Target devices such as field programmable gate arrays (FPGAs), structured application specific integrated circuits (ASICs), and ASICs are used to implement large systems that may include million of gates and megabits of embedded memory. The complexity of a large system often requires the use of electronic design automation (EDA) tools to create and optimize a design for the system onto physical target devices. Among the procedures performed by EDA tools in a computer aided design (CAD) compilation flow are synthesis, placement, and routing of the system on the target device.
After a system has been synthesized, placed, and routed on a target device, it is important that the system achieves timing closure where all timing constraints in the system are met in order to ensure proper functionality. A timing analysis is performed by the EDA tool to determine whether timing closure is achieved.
Rise/fall skew (rise/fall delay) is a material effect present in modern target devices. Rise/fall skew occurs when there is a difference in the rise time and fall time required for pulling up and pulling down a signal at a node. Some target devices, such as FPGAs, rely more heavily on NMOS pass gates to implement programmable switches. Due to the asymmetric rise/fall characteristics of NMOS pass gates, rise/fall skew is found to be more prevalent in data paths in FPGAs.

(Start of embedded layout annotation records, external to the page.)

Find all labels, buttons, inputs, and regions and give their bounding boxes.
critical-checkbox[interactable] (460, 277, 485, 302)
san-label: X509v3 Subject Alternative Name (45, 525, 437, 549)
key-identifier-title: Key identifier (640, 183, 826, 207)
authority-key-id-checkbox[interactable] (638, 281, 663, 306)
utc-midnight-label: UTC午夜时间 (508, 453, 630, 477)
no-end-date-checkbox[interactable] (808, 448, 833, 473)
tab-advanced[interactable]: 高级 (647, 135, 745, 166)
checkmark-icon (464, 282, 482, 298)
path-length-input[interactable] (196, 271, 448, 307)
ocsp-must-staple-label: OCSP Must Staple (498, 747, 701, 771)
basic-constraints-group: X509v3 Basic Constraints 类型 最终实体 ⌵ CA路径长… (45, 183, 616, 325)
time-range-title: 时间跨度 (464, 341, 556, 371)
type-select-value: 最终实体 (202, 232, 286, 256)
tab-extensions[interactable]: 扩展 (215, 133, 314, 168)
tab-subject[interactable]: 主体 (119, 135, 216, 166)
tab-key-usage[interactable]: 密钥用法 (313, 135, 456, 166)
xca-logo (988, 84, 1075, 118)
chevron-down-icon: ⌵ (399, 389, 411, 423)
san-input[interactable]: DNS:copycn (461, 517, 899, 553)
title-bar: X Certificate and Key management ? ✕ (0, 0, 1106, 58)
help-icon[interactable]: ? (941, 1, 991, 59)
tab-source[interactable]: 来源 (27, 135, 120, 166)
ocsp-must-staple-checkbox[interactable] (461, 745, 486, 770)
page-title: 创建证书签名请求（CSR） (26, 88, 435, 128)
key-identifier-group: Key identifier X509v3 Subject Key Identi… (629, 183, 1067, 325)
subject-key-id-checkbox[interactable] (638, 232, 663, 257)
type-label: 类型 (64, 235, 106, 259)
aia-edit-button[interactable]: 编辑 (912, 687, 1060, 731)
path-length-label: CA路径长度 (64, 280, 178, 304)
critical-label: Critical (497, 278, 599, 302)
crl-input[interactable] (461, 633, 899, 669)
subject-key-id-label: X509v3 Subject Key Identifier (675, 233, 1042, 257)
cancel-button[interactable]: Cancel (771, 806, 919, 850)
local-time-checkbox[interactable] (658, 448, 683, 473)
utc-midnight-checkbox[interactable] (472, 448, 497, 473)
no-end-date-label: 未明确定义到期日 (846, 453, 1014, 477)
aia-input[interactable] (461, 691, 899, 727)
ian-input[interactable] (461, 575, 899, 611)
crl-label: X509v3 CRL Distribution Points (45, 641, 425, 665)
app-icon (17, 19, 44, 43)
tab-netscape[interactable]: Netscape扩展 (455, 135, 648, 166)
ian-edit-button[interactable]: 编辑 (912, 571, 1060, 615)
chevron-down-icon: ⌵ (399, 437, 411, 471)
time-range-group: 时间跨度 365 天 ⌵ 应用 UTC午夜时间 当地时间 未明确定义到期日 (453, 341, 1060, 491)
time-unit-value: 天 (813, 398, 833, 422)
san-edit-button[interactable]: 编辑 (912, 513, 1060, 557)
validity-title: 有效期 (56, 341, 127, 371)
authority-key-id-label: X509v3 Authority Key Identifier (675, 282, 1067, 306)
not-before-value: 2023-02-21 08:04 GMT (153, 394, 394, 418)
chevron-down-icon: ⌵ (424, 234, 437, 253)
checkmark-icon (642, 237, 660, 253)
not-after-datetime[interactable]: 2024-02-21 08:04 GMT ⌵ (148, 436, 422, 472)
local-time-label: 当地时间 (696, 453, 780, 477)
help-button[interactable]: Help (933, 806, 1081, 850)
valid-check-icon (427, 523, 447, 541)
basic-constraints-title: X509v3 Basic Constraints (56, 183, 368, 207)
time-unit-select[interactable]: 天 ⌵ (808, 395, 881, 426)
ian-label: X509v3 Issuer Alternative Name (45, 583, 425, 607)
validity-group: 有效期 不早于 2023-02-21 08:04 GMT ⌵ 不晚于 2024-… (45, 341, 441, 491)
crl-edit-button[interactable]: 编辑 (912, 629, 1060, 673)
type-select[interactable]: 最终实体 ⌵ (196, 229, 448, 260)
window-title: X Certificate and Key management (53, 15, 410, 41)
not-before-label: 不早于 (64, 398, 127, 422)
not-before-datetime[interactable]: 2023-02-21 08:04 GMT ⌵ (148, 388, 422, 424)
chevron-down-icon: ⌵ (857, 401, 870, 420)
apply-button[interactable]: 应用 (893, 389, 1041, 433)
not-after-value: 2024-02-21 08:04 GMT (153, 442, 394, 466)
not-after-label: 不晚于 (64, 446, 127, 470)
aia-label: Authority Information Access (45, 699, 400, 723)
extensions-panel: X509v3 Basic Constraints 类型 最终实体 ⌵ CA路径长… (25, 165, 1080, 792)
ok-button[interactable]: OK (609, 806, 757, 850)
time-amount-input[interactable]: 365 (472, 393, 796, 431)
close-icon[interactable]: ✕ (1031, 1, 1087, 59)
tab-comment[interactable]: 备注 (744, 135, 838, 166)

In the past, rise/fall skew has generally been small relative to path delay. As a result, traditional timing analysis performed by EDA tools did not adequately analyze the impact of rise/fall skew at the intermediate nodes along a data path. However, with the current trend of systems experiencing greater rise/fall skew, such traditional timing analysis may erroneously report that a system achieves timing closure when, in fact, it will fail to function in silicon.